Лицо Алексеева просияло добрейшей улыбкой, а глаза похолодели.
"Лиса, старая лиса", - подумал Савинков, прощаясь.
Он прекрасно сознавал, что, хотя Алексеев все время- и старался показать, что его, Савинкова, здесь очень ценят и отводят ему особую роль в борьбе с большевиками, между слов генерала явственно чувствовалось стремление побыстрее отослать его отсюда.
Генералы хотели убить двух зайцев: они могли тешить себя надеждой, что офицерство, сколоченное Савинковым, нанесет большевикам удар изнутри и облегчит наступление Добровольческой армии на Москву и Петроград.
И, кроме того, освобождали себя от опасности стать жертвой такого мастера политической интриги, какого они безошибочно видели в Савинкове.

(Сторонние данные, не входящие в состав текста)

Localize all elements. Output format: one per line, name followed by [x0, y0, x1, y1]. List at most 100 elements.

Весь обратный путь Савинков пытался успокоить свою совесть. Он гордился тем, что был террористом, наводившим страх на членов царской фамилии, а теперь вот удивительно быстро нашел общий язык с царскими генералами. А что поделаешь? Борьба предстоит отчаянная.

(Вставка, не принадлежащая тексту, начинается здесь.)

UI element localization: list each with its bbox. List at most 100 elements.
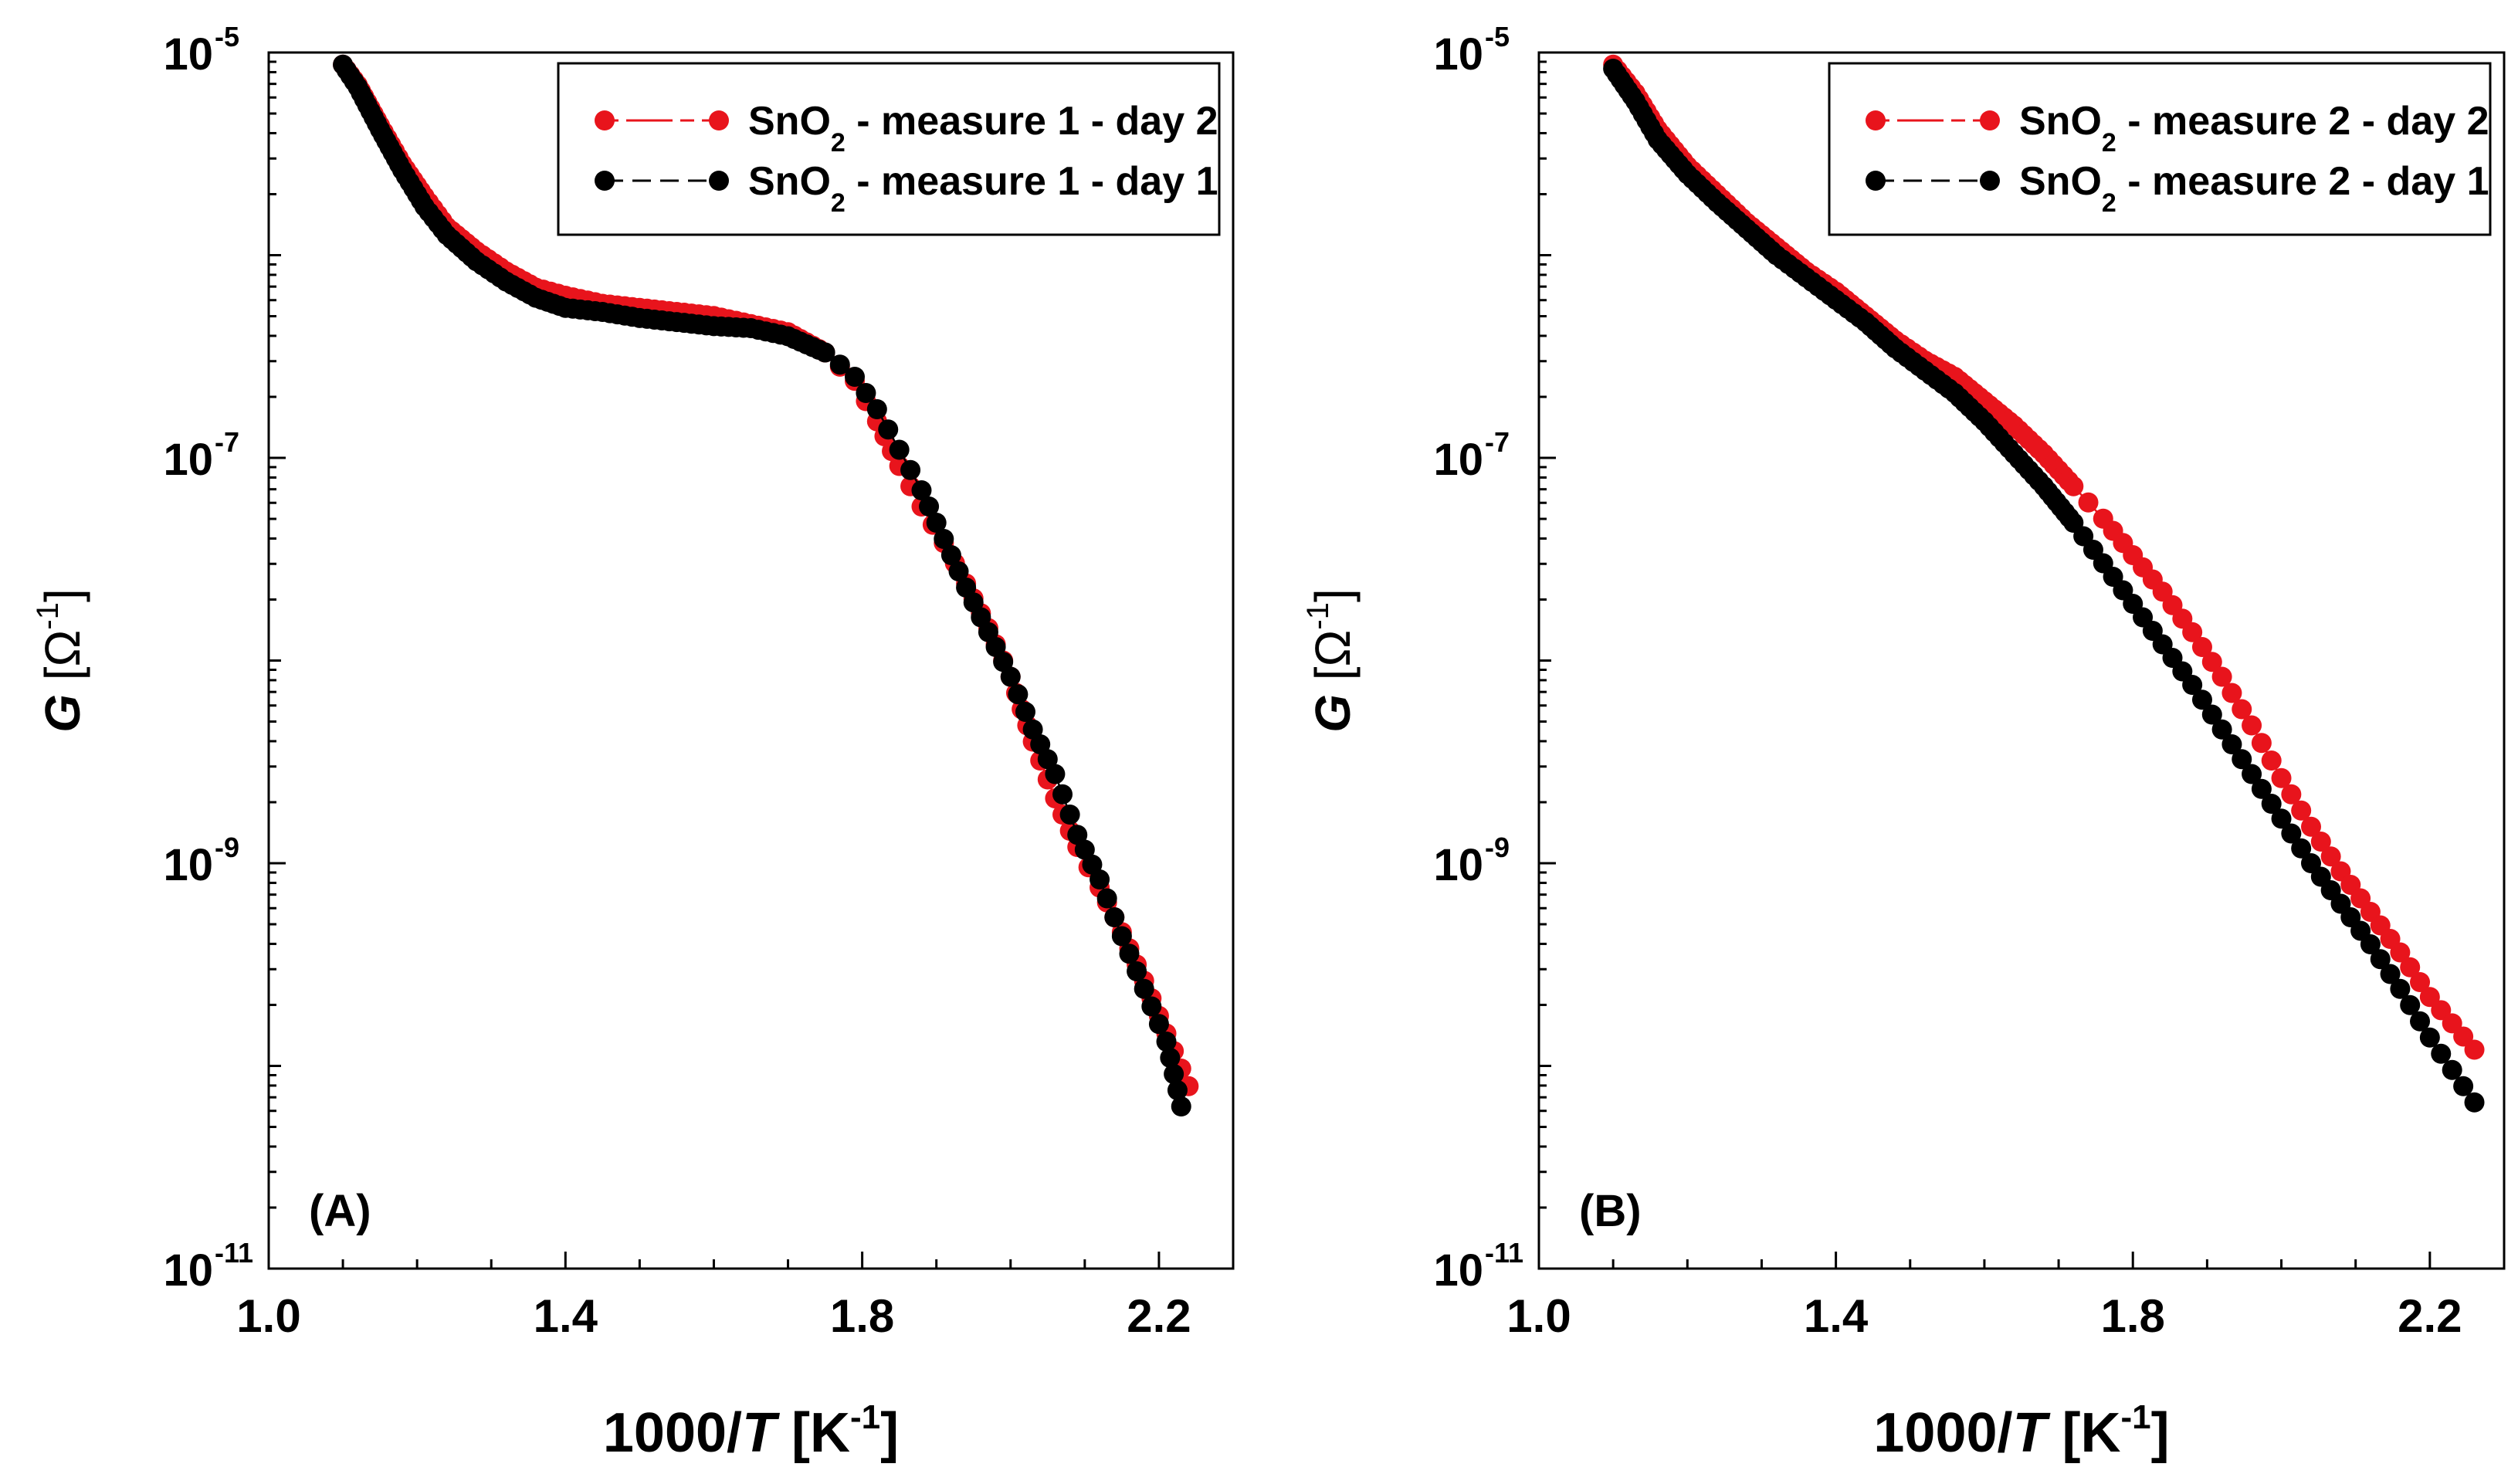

В одиночку против большевиков не попрешь. Ясно как божий день, что генералы любят не Россию, а самих себя, во сне видят монархию. Но у них пулеметы. И коль ты сказал "а", скажешь и "б". Тем более что в эсеров больше веры нет, они в растерянности, у них нет мужества. Значит, ставка на генералов. И прежде всего, как это теперь окончательно прояснилось, на Корнилова.
Правда, политик из него никудышный. Впрочем, слабость Корнилова - твоя сила...

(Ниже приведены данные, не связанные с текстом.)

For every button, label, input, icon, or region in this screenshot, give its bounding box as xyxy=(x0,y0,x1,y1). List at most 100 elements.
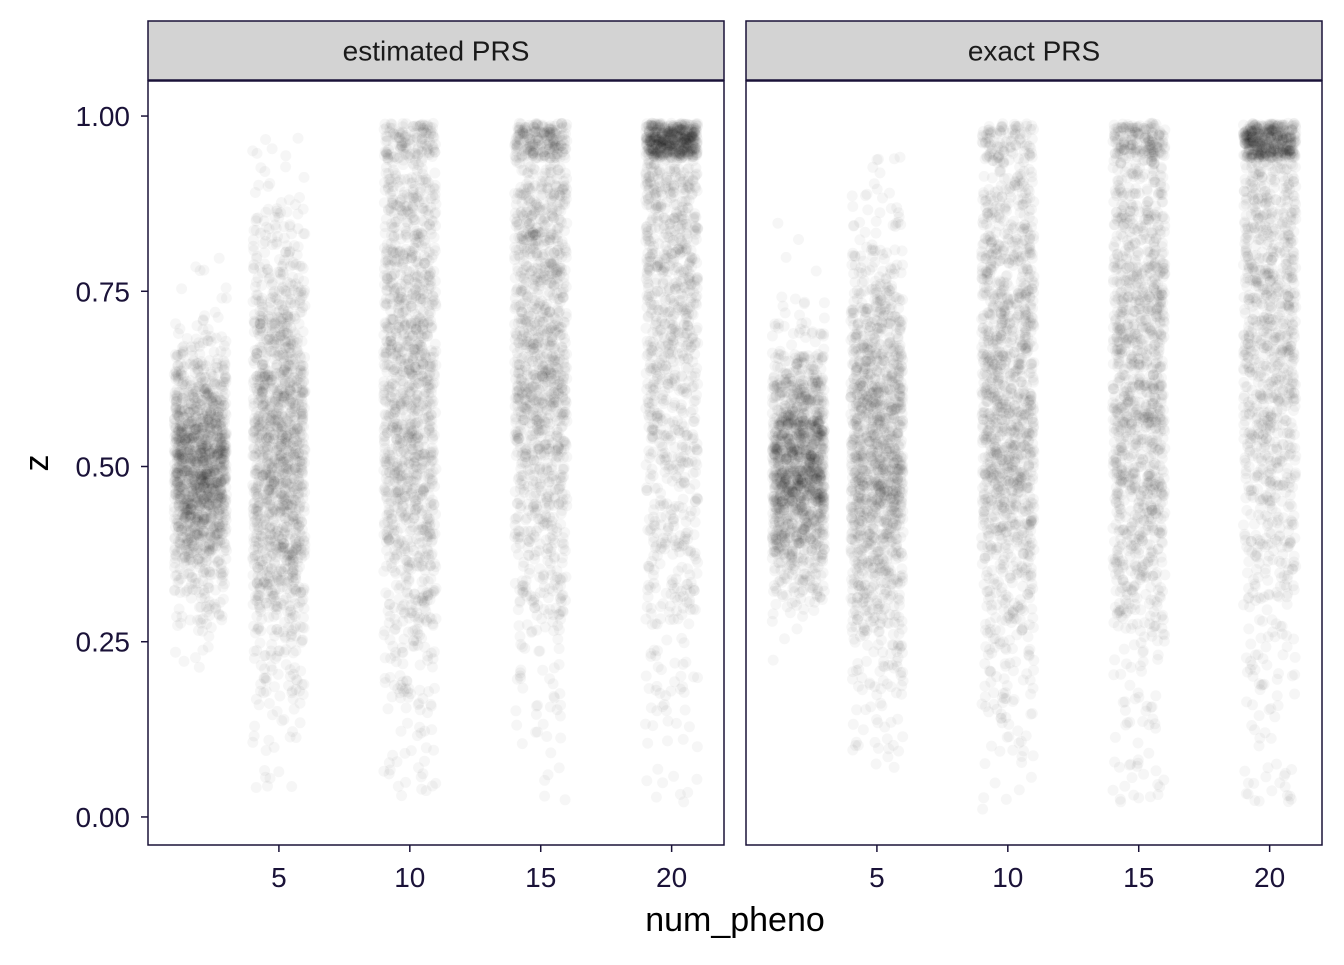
data-point xyxy=(257,368,268,379)
data-point xyxy=(419,756,430,767)
data-point xyxy=(416,419,427,430)
data-point xyxy=(390,381,401,392)
data-point xyxy=(261,745,272,756)
data-point xyxy=(418,316,429,327)
data-point xyxy=(264,484,275,495)
data-point xyxy=(221,282,232,293)
data-point xyxy=(294,597,305,608)
data-point xyxy=(171,518,182,529)
data-point xyxy=(249,653,260,664)
data-point xyxy=(286,638,297,649)
data-point xyxy=(379,376,390,387)
data-point xyxy=(172,350,183,361)
data-point xyxy=(396,726,407,737)
data-point xyxy=(394,438,405,449)
data-point xyxy=(292,209,303,220)
data-point xyxy=(296,368,307,379)
data-point xyxy=(251,352,262,363)
facet-strip-label: estimated PRS xyxy=(343,36,530,67)
data-point xyxy=(216,293,227,304)
data-point xyxy=(194,662,205,673)
data-point xyxy=(391,421,402,432)
data-point xyxy=(257,267,268,278)
data-point xyxy=(261,347,272,358)
data-point xyxy=(399,607,410,618)
data-point xyxy=(215,537,226,548)
data-point xyxy=(267,709,278,720)
data-point xyxy=(417,169,428,180)
data-point xyxy=(394,344,405,355)
data-point xyxy=(413,525,424,536)
data-point xyxy=(280,425,291,436)
data-point xyxy=(249,721,260,732)
data-point xyxy=(287,272,298,283)
data-point xyxy=(201,360,212,371)
data-point xyxy=(217,361,228,372)
data-point xyxy=(192,320,203,331)
data-point xyxy=(288,581,299,592)
data-point xyxy=(401,143,412,154)
data-point xyxy=(218,440,229,451)
data-point xyxy=(423,396,434,407)
data-point xyxy=(296,378,307,389)
data-point xyxy=(410,382,421,393)
data-point xyxy=(261,493,272,504)
data-point xyxy=(395,535,406,546)
data-point xyxy=(417,584,428,595)
data-point xyxy=(256,556,267,567)
data-point xyxy=(273,478,284,489)
data-point xyxy=(170,428,181,439)
data-point xyxy=(260,230,271,241)
data-point xyxy=(425,202,436,213)
data-point xyxy=(174,484,185,495)
data-point xyxy=(427,781,438,792)
data-point xyxy=(295,480,306,491)
data-point xyxy=(253,180,264,191)
data-point xyxy=(288,609,299,620)
data-point xyxy=(517,738,528,749)
data-point xyxy=(394,583,405,594)
data-point xyxy=(428,447,439,458)
data-point xyxy=(391,656,402,667)
data-point xyxy=(543,769,554,780)
data-point xyxy=(380,300,391,311)
data-point xyxy=(295,621,306,632)
data-point xyxy=(248,442,259,453)
data-point xyxy=(397,315,408,326)
data-point xyxy=(273,367,284,378)
data-point xyxy=(401,572,412,583)
data-point xyxy=(216,559,227,570)
data-point xyxy=(295,717,306,728)
data-point xyxy=(399,354,410,365)
data-point xyxy=(381,510,392,521)
data-point xyxy=(401,555,412,566)
data-point xyxy=(253,524,264,535)
data-point xyxy=(273,627,284,638)
data-point xyxy=(413,335,424,346)
data-point xyxy=(386,392,397,403)
data-point xyxy=(263,314,274,325)
data-point xyxy=(204,596,215,607)
data-point xyxy=(202,408,213,419)
data-point xyxy=(267,288,278,299)
data-point xyxy=(194,553,205,564)
data-point xyxy=(219,376,230,387)
data-point xyxy=(254,600,265,611)
data-point xyxy=(273,646,284,657)
data-point xyxy=(399,634,410,645)
data-point xyxy=(216,569,227,580)
data-point xyxy=(217,503,228,514)
data-point xyxy=(276,566,287,577)
data-point xyxy=(284,221,295,232)
data-point xyxy=(251,782,262,793)
data-point xyxy=(183,390,194,401)
data-point xyxy=(296,406,307,417)
data-point xyxy=(278,494,289,505)
data-point xyxy=(290,297,301,308)
data-point xyxy=(276,715,287,726)
data-point xyxy=(273,669,284,680)
data-point xyxy=(428,745,439,756)
data-point xyxy=(422,543,433,554)
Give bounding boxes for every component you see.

До Петрограда Савинков добрался благополучно. Выполнив поручение Алексеева связаться с кадетами, находившимися в подполье, отправился в Москву. Оттуда он намеревался вновь пробраться на Дон. Но узнал, что Каледин застрелился, а Ростов и Новочеркасск взяты большевиками. Алексеев и Корнилов вынуждены были отступить и увести Добровольческую армию в донские степи.
Позднее Савинкову рассказали, что Корнилов послал Каледину телеграмму, полную упреков в нерешительности и кончавшуюся словами: "Я не хочу защищать Дон от Дона".
Савинков остался в Москве и с бешеной энергией стал создавать тайную организацию офицеров. Восхищался, что нашел ей название, звучавшее как стихи: "Союз защиты родины и свободы".
...Савинков очнулся, приоткрыл глаза. Да, прошлое лишь трамплин к будущему. Было приятно сознавать, что организация сколочена прямо в стане большевиков. Если бы грозный председатель Чека знал, что он, Савинков, в Москве!
Окна все еще были черны. Савинков вскочил, приник к шторе. Ни одной звездочки в небе! Пол был холоден, босые ступни мерзли. "Ну и весна, черт ее побери!" - выругался он.
Савинкову вдруг захотелось занести на бумагу все, о чем только что вспоминал и размышлял. Придет время - как крупица золота будет ценна каждая деталь, каждый штрих его жизни. И кому же позаботиться об этом, как не самому? Савинков иногда испытывал мучения оттого, что не мог всецело посвятить себя литературе. В нем всегда жил второй человек - писатель Ропшин. Честолюбие политического деятеля порой боролось в душе с честолюбием литератора. Но политик все время брал верх: прельщала власть. Савинков побеждал Ропшина.
Савинков щелкнул зажигалкой. Оплывшая свеча наполнила комнату смутным желтоватым светом. Стремительно, по-военному, оделся, налил из графина в пригоршню теплой, застоявшейся воды, плеснул в лицо.
Впереди ждали дела.
4
Было уже близко к полуночи, когда Мишель, допросив последнего арестованного, пошел будить Калугина. Тот пристроился на столе, длинные ноги неловко свешивались через край. Едва Мишель дотронулся, Калугин вскочил, будто и не спал вовсе.